O andar silencioso na minha rua diz que poderia ser você virando a esquina. Não viro mais a cabeça tentando saber se isso seria possível. Torno o meu dorso ao céu, esperando por uma mensagem de um caminho sobre o qual eu não andei. Pergunto-me se já sabiam disso, quando me contaram na infância que eu deveria colocar os pés no chão para poder respirar.
            
Comecei dizendo que sinto falta do seu contorno, mas isso é falso. Assim como a limitação de uma página. Sigo dizendo que seu contorno existe em mim como o mais puro ressentimento de um bruto pagão.
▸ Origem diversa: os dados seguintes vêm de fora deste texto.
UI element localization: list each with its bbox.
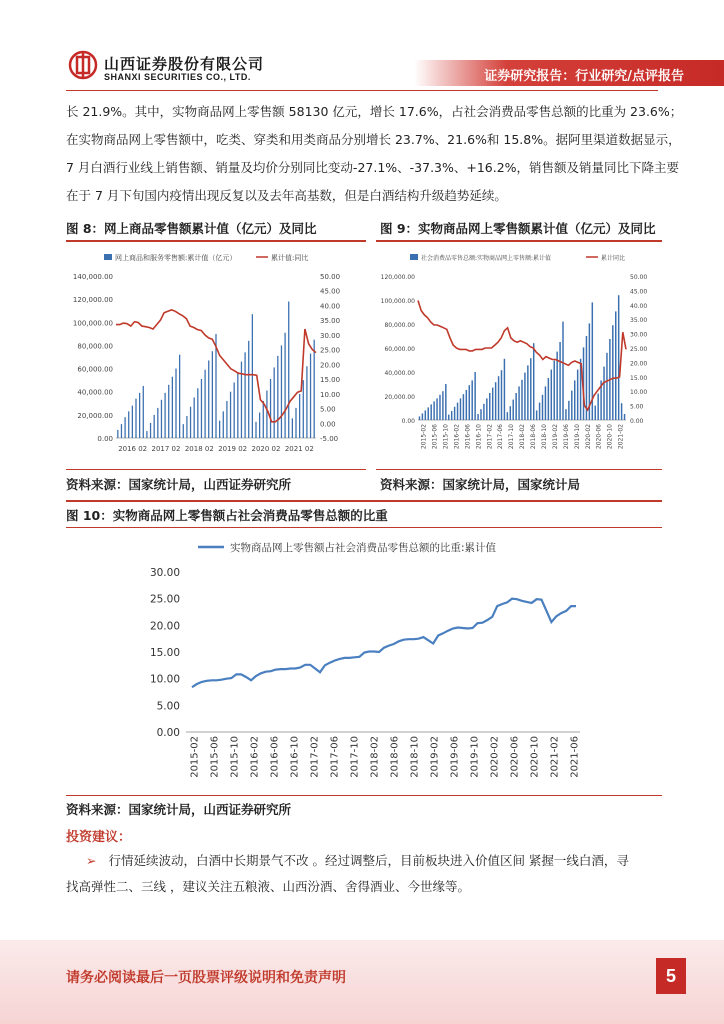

A explicação para isso seria um simples acorde de um violão sem travas, em que eu pudesse, finalmente, representar uma imagem coerente de um todo que já não me aparece como existente.
            
Respiro um ar de um peito que não transgride seus limites, mas se mantém em puro êxtase de um mundo inacabado. O meu ressentimento cria algo novo que não pode voltar a mim. Ele cria um mundo, próprio, em que somos figuras de uma história feliz. Sabendo que o final pode não vir a acontecer. Um livro sobre uma história que começa no final, piora no meio da vida, e que no seu começo diz sua impossibilidade. Retrocedo a nossa história a um principio que nunca existiu. Agora posso em paz lhe dedicar essas pobres linhas, sabendo que já não me resta tanto tempo para escrevê-las.